Concurrently with the execution of the BCA Amendment, parties to the
Shareholder Support Agreement entered into a deed of amendment to the Shareholder Support Agreement (the “Amendment to Shareholder
Support Agreement”), which provides, among other things, that (i) the period
during which Mr. Yueng is contractually restricted from transferring or otherwise disposing of 50% of the equity securities of PubCo
acquired by him in the Acquisition Merger by virtue of holding equity securities of Prenetics is reduced from one year after the
closing of Acquisition Merger to 6 months after the closing of Acquisition Merger; and (ii) the
period during which Mr.

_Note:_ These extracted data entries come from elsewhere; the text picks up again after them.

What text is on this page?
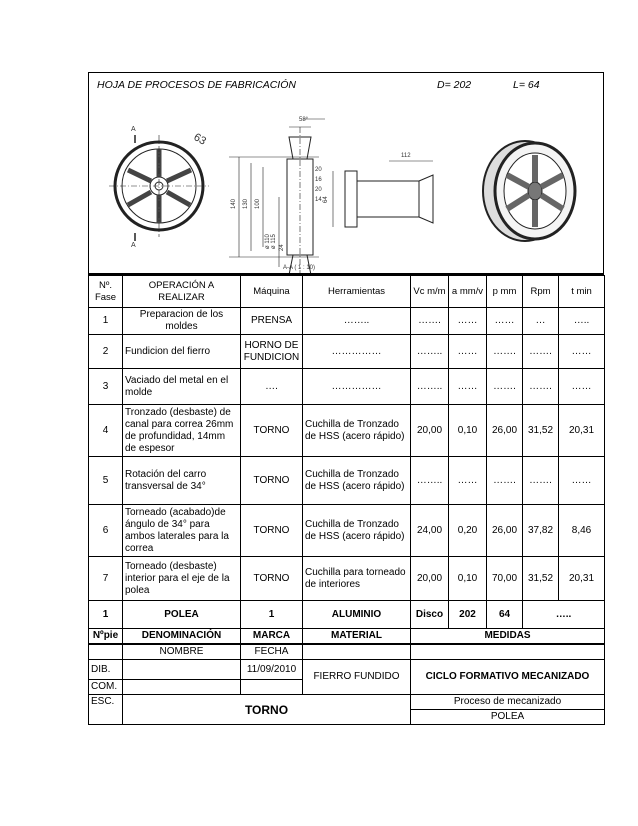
HOJA DE PROCESOS DE FABRICACIÓN	D= 202	L= 64
58°
63
112
64
A
A
A-A ( 1 : 10)
140 130 100
20
16
ø 110 ø 115 24
20
14
Nº. Fase	OPERACIÓN A REALIZAR	Máquina	Herramientas	Vc m/m	a mm/v	p mm	Rpm	t min
1	Preparacion de los moldes	PRENSA	……..	…….	……	……	…	…..
2	Fundicion del fierro	HORNO DE FUNDICION	……………	……..	……	…….	…….	……
3	Vaciado del metal en el molde	….	……………	……..	……	…….	…….	……
4	Tronzado (desbaste) de canal para correa 26mm de profundidad, 14mm de espesor	TORNO	Cuchilla de Tronzado de HSS (acero rápido)	20,00	0,10	26,00	31,52	20,31
5	Rotación del carro transversal de 34°	TORNO	Cuchilla de Tronzado de HSS (acero rápido)	……..	……	…….	…….	……
6	Torneado (acabado)de ángulo de 34° para ambos laterales para la correa	TORNO	Cuchilla de Tronzado de HSS (acero rápido)	24,00	0,20	26,00	37,82	8,46
7	Torneado (desbaste) interior para el eje de la polea	TORNO	Cuchilla para torneado de interiores	20,00	0,10	70,00	31,52	20,31
1	POLEA	1	ALUMINIO	Disco	202	64	…..	
Nºpie	DENOMINACIÓN	MARCA	MATERIAL	MEDIDAS				
	NOMBRE	FECHA		
DIB.		11/09/2010	FIERRO FUNDIDO	CICLO FORMATIVO MECANIZADO
COM.				
ESC.	TORNO			Proceso de mecanizado
				POLEA
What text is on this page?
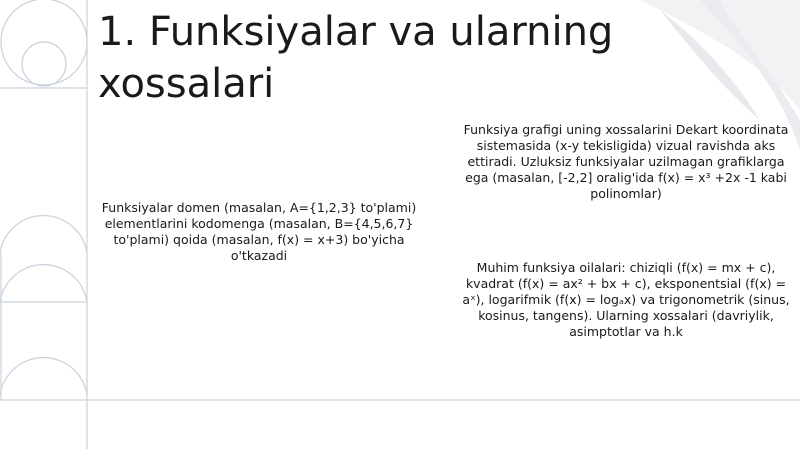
1. Funksiyalar va ularning
xossalari

Funksiyalar domen (masalan, A={1,2,3} to'plami) elementlarini kodomenga (masalan, B={4,5,6,7} to'plami) qoida (masalan, f(x) = x+3) bo'yicha o'tkazadi

Funksiya grafigi uning xossalarini Dekart koordinata sistemasida (x-y tekisligida) vizual ravishda aks ettiradi. Uzluksiz funksiyalar uzilmagan grafiklarga ega (masalan, [-2,2] oralig'ida f(x) = x³ +2x -1 kabi polinomlar)

Muhim funksiya oilalari: chiziqli (f(x) = mx + c), kvadrat (f(x) = ax² + bx + c), eksponentsial (f(x) = aˣ), logarifmik (f(x) = logₐx) va trigonometrik (sinus, kosinus, tangens). Ularning xossalari (davriylik, asimptotlar va h.k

Yeung is contractually restricted from transferring or otherwise disposing of the remaining 50% of the equity
securities of PubCo acquired by him in the Acquisition Merger by virtue of holding equity securities of Prenetics is reduced from
18 months after the closing of Acquisition Merger to 12 months after the closing of Acquisition Merger, in each case subject to earlier
release if certain criteria are met.
The
foregoing description of the Amendment to Sponsor Support Agreement does not purport to be complete and is qualified in its entirety by
the terms and conditions of the Amendment to Sponsor Support Agreement, a copy of which is attached hereto as Exhibit 10.5
and is incorporated herein by reference.